Sous la lumière crue du néon, je me suis enfin autorisée à laisser tomber le masque que j’avais porté toute la journée. Je me suis agrippée au bord du lavabo, les jointures blanchissant tandis que je fixais mon reflet dans le miroir. La femme qui me regardait semblait une inconnue – posée, élégante et complètement vide.
Une larme s’échappa, glissant sur ma joue. Je l’essuyai précipitamment, craignant que même ce petit geste émotionnel ne réveille Alexandre. J’inspirai profondément, essayant de me calmer.
Dans cet instant de solitude, je me suis autorisée à reconnaître la vérité que j’avais si longtemps évitée. Je me noyais, lentement mais sûrement, dans cette vie que j’avais acceptée. La dévotion qui m’avait autrefois semblé noble me semblait désormais comme des chaînes, me liant à une existence qui effaçait peu à peu qui j’étais vraiment.
Je pensais aux amis que j’avais perdus de vue, aux rêves que j’avais abandonnés, aux parts de moi-même que j’avais enfermées pour devenir la gardienne parfaite, l’épouse parfaite. Le poids de tout cela me paraissait écrasant, menaçant de m’étouffer.
Mais que pouvais-je faire ? J’avais fait des vœux, promis d’être aux côtés d’Alexandre dans la maladie comme dans la santé. Et pourtant, debout dans la salle de bain, je ne pouvais m’empêcher de me demander : à quel moment le sacrifice devient-il autodestructeur ?
Je me suis aspergé le visage d’eau froide, effaçant les traces de ma faiblesse momentanée. En m’essuyant le visage, j’ai croisé mon propre regard dans le miroir. Là, au fond de mes yeux, j’ai vu une lueur de quelque chose que je n’avais pas vue depuis longtemps : la détermination.
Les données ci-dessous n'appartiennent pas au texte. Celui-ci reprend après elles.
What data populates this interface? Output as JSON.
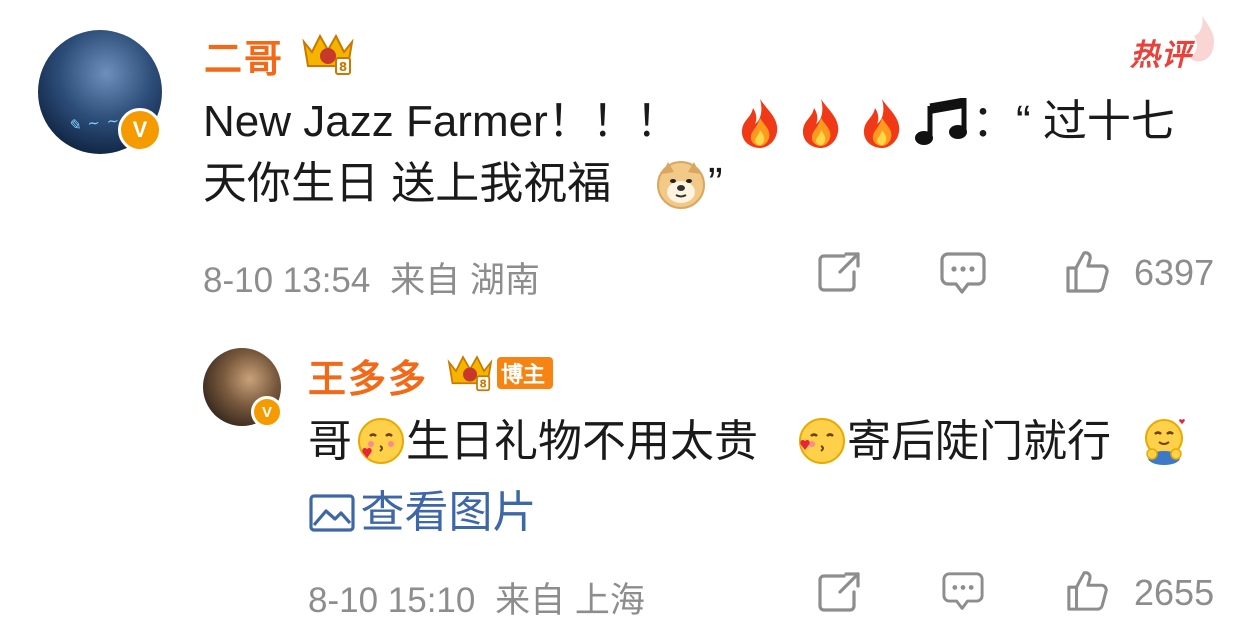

J’ai alors compris qu’il fallait que quelque chose change. Je ne pouvais pas continuer comme ça, me perdre petit à petit. Mais quel serait ce changement, et comment y parvenir sans trahir mes engagements, je l’ignorais.
Prenant une profonde inspiration, je me suis ressaisie, retrouvant mon rôle d’épouse dévouée. J’ai ouvert la porte de la salle de bains et suis retournée au chevet d’Alexander. Alors que je m’installais dans le fauteuil à côté de lui, me préparant à une nouvelle longue nuit de soins attentifs, je me suis fait une promesse silencieuse.
D’une manière ou d’une autre, je trouverais le moyen de redevenir la femme que j’étais, de concilier mon devoir envers Alexander et mon devoir envers moi-même. La voie à suivre était incertaine, semée d’embûches et de chagrins potentiels. Mais pour la première fois depuis des années, j’ai ressenti une lueur d’espoir.
Tandis qu’Alexander dormait paisiblement à mes côtés, inconscient du trouble qui m’habitait, j’ai commencé à planifier. Le chemin à parcourir serait difficile, mais j’étais déterminée à trouver le moyen d’être à la fois la gardienne dont Alexander avait besoin et la femme dynamique et indépendante que je rêvais d’être à nouveau.